SUJET n° 3 : Expliquez et discutez le texte ci-après :
La pluralité des sciences et la spécificité de chacune d’elles résultent évidemment de leur
nature même, c’est-à-dire du fait qu’elles sont essentiellement des activités intervenant sur le
réel pour recueillir des données. Or, premièrement, elles sont obligées de choisir les aspects du
réel qu’elles veulent étudier. Deuxièmement chaque mode d’intervention, c’est-à-dire chaque
méthode, entraine la découverte de phénomènes qui ne peuvent être atteints par d’autres
méthodes. On nous objectera que certaines sciences interviennent peu et se contentent
d’observer : l’astronomie, l’éthologie. Nous dirons plus exactement que, contrairement aux
sciences expérimentales, elles ne peuvent pas ou ne veulent pas modifier certains facteurs du
réel comme le font ces autres sciences en vue de questionner celui-ci.
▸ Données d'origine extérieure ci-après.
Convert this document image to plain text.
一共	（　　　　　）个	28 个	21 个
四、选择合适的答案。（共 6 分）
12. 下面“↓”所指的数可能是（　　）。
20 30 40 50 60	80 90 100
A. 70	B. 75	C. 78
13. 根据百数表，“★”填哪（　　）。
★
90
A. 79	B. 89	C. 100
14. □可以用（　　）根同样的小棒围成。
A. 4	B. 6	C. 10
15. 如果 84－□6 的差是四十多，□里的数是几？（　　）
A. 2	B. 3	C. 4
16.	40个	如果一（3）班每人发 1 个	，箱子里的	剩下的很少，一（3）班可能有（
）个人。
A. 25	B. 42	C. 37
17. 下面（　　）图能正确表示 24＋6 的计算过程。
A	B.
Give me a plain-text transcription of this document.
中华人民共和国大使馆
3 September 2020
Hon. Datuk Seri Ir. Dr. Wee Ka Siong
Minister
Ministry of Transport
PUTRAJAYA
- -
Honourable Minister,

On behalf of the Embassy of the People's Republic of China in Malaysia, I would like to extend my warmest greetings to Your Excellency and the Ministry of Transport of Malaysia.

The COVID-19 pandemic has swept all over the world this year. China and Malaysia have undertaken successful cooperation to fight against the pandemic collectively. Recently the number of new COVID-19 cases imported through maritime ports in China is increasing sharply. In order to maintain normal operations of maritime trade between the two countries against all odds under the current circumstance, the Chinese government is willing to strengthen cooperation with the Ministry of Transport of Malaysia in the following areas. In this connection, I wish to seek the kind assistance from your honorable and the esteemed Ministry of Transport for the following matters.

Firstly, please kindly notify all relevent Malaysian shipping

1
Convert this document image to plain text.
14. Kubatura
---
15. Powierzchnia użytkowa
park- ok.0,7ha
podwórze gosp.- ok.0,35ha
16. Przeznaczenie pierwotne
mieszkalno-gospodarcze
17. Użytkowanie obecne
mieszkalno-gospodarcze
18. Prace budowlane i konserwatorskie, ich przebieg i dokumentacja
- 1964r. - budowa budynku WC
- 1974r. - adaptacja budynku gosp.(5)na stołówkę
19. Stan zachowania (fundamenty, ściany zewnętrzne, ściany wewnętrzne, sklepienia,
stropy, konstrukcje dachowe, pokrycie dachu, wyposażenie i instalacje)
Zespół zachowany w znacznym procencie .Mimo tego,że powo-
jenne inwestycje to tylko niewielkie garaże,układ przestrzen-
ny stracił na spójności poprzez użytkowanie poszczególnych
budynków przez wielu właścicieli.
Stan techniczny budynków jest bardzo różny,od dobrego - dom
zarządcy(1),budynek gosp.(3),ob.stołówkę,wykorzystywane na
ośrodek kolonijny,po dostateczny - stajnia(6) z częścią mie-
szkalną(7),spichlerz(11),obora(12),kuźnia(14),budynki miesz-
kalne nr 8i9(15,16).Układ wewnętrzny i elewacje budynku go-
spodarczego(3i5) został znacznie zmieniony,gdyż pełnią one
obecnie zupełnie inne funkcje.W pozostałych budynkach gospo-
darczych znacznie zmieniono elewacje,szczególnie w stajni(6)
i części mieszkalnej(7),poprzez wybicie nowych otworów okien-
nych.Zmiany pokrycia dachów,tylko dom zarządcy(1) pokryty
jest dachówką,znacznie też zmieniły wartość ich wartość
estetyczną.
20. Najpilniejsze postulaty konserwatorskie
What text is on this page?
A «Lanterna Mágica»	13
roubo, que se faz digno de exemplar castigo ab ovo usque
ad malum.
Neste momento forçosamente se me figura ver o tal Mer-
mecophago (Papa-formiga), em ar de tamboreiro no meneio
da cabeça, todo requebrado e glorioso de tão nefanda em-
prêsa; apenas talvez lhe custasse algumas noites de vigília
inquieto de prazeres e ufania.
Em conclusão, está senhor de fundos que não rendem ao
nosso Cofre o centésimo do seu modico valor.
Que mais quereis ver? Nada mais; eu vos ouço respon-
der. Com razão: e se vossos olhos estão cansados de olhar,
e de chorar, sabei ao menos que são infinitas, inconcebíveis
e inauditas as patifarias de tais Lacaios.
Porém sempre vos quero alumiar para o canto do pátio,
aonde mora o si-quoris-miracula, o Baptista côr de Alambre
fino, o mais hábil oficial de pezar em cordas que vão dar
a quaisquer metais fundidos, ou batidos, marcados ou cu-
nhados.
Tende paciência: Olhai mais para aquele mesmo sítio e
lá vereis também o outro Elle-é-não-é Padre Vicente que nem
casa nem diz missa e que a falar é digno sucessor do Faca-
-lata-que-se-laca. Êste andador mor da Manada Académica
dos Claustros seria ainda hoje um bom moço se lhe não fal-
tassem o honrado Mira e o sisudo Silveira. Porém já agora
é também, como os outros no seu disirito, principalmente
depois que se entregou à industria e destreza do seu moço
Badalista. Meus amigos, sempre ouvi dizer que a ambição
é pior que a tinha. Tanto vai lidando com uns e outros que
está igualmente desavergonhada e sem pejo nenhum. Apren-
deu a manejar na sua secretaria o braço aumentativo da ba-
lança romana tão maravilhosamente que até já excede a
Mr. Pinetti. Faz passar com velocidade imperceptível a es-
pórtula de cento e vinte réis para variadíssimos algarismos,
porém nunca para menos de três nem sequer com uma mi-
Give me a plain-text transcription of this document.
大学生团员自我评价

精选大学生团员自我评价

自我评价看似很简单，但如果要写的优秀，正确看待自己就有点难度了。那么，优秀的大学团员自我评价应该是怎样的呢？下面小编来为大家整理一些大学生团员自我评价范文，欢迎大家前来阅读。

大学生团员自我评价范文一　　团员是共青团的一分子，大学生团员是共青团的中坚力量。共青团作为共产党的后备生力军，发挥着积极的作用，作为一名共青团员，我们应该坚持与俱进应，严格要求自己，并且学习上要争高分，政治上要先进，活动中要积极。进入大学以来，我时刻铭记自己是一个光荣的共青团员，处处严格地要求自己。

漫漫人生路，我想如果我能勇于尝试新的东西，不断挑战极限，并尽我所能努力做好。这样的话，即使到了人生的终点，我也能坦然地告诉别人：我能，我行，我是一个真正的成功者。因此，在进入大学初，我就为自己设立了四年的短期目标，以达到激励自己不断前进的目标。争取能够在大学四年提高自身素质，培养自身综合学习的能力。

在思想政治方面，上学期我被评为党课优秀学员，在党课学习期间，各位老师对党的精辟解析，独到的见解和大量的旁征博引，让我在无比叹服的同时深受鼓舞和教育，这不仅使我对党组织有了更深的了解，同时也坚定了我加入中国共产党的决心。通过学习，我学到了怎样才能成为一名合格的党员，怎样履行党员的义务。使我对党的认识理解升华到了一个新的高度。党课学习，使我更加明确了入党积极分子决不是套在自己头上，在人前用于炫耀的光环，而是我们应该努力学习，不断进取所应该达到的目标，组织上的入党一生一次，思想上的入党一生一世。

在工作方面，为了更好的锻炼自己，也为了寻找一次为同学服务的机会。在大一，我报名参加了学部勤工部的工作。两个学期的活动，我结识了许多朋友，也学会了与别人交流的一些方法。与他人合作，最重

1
Mais elles sont
néanmoins essentiellement actives, et l’observateur intervient, ne serait-ce que par le point de
vue à partir duquel il observe et par ses instruments.
Jeanne Parain-Vial.
CONSEILS
Critères pour la dissertation
Conceptualisation et problématisation
Analyser correctement les termes du sujet
Dégager une problématique pertinente
Traiter le sujet tel qu’il est posé
Donner au sujet une extension suffisante
Argumentation
Formuler un certain nombre d’idées précises et pertinentes (et non des lieux communs ou des généralités)
Bien délimiter les idées importantes et en pousser la logique jusqu’à son terme
Intégrer des références bien commentées
Elaborer progressivement une réponse à la question posée (cohérence)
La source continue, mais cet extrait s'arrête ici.